Сергей ещё постоял в дверях, не решаясь ни уйти, ни что-либо сказать, но, наконец, вышел, тихо прикрыв за собой дверь.
Впрочем, Андрей не обратил на это никакого внимания. Стоило ему всерьёз углубиться в исследования, как весь мир сужался до препарата, над которым учёный в тот момент работал.
Раствор нагрелся, сигнализируя о том, что можно приступать к центрифугированию. Одним точным движением мужчина вставил пробирку с кремниевой мембраной в паз, затем перелил в неё раствор и включил центрифугу.
Теперь, пока материал будет отфильтровываться, можно и подумать.
Сначала Андрей собирался как следует расспросить родителей девочки, но, пообщавшись с Дашей и её отцом, передумал. Почти всю нужную информацию ему дало поведение Дашеньки, а надеяться на то, что измотанный и мало что соображающий Сергей даст достоверную информацию, было бы глупо.

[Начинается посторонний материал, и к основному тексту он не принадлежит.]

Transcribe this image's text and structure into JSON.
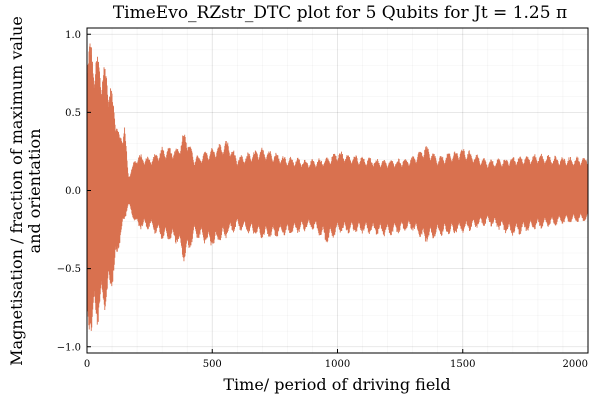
{
  "chart_data": {
    "type": "line",
    "title": "TimeEvo_RZstr_DTC plot for 5 Qubits for Jt = 1.25 π",
    "xlabel": "Time/ period of driving field",
    "ylabel_line1": "Magnetisation / fraction of maximum value",
    "ylabel_line2": "and orientation",
    "xlim": [
      0,
      2000
    ],
    "ylim": [
      -1.04,
      1.04
    ],
    "x_ticks": [
      0,
      500,
      1000,
      1500,
      2000
    ],
    "x_tick_labels": [
      "0",
      "500",
      "1000",
      "1500",
      "2000"
    ],
    "y_ticks": [
      -1.0,
      -0.5,
      0.0,
      0.5,
      1.0
    ],
    "y_tick_labels": [
      "−1.0",
      "−0.5",
      "0.0",
      "0.5",
      "1.0"
    ],
    "grid": true,
    "legend": "none",
    "series_color": "#d9714f",
    "envelope": {
      "x": [
        0,
        10,
        40,
        80,
        110,
        130,
        150,
        165,
        200,
        250,
        300,
        360,
        390,
        430,
        500,
        560,
        600,
        700,
        800,
        900,
        960,
        1000,
        1100,
        1200,
        1300,
        1350,
        1400,
        1500,
        1600,
        1700,
        1800,
        1900,
        2000
      ],
      "upper": [
        1.0,
        0.98,
        0.88,
        0.8,
        0.58,
        0.35,
        0.45,
        0.1,
        0.24,
        0.22,
        0.28,
        0.28,
        0.4,
        0.22,
        0.28,
        0.33,
        0.22,
        0.28,
        0.22,
        0.2,
        0.22,
        0.26,
        0.22,
        0.2,
        0.22,
        0.3,
        0.22,
        0.28,
        0.2,
        0.22,
        0.24,
        0.22,
        0.22
      ],
      "lower": [
        -0.98,
        -0.95,
        -0.88,
        -0.75,
        -0.55,
        -0.35,
        -0.2,
        -0.1,
        -0.25,
        -0.25,
        -0.32,
        -0.35,
        -0.48,
        -0.3,
        -0.38,
        -0.3,
        -0.25,
        -0.32,
        -0.3,
        -0.25,
        -0.35,
        -0.28,
        -0.28,
        -0.3,
        -0.26,
        -0.35,
        -0.3,
        -0.28,
        -0.22,
        -0.3,
        -0.25,
        -0.22,
        -0.2
      ]
    }
  }
}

Центрифуга вращалась, тихонько шурша, по подоконнику барабанили первые капли начинающегося дождя. Андрей понаблюдал за длинноногой дворнягой, умильно выпрашивающей подачку в кофейном ларьке, дождался, пока ей выкинут какую-то слойку, и принялся рассуждать.

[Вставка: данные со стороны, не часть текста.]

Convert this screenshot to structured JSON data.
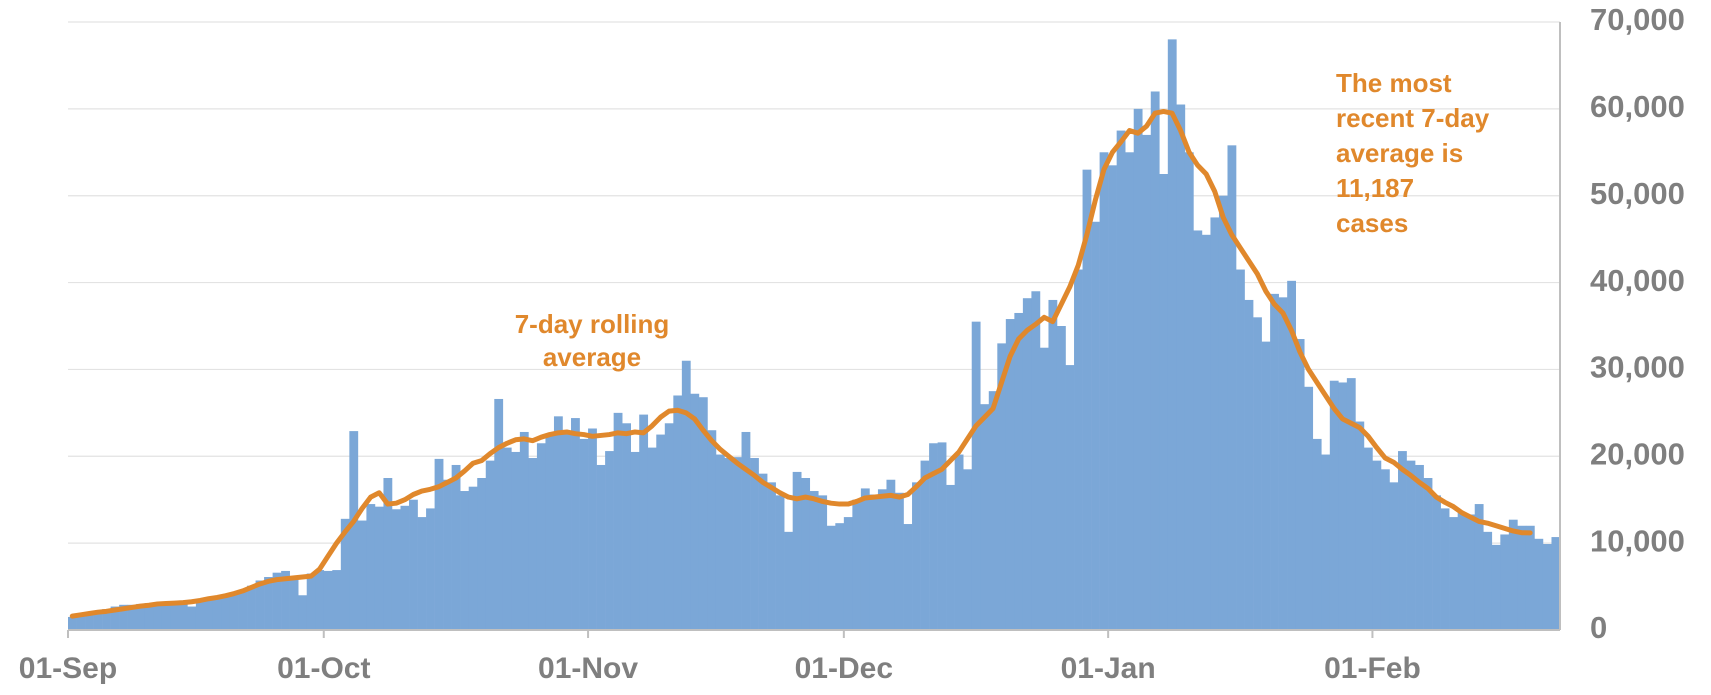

– Значит, любое прикосновение вызывает боль и, если я верно интерпретирую внешний вид девочки, отёк. То есть, скорее всего, воспаление. И что это нам даёт?
Андрей заложил руки за спину и принялся расхаживать у окна.
– Общая картина похожа на алодинию, которая, как я понимаю, не болезнь, а симптом. Могли ли врачи, которым показывали Дашу, проглядеть такую возможность и не провести нужные исследования?
За окном окончательно стемнело. Дождь уже шёл сплошной стеной, невидимый в почти чернильной тьме, но размывающий силуэты домов и немногих несчастных, всё ещё находившихся на улице.
– Маловероятно. Один или два врача ещё могли ошибиться, но все шесть? Исключено. Значит, надо искать что-то другое. Что-то, что не смогли бы увидеть люди, мыслящие в рамках стандартной врачебной логики.
Андрей замолчал, и в кабинете воцарилась тишина – центрифуга прекратила работать несколькими минутами раньше.
Промыв и элюировав препарат, Андрей загрузил материал в мультипрограммный секвенатор и, удостоверившись, что работа началась, принялся устраиваться на ночь. Возвращаться домой совершенно не хотелось: переночевав на работе, утром можно было потратить время не на дорогу, а на знакомство с результатами анализа. Тем более, метро и такси Андрею категорически надоели, а реактивный ранец – новая любимая игрушка – к полётам в дождь был совершенно не приспособлен.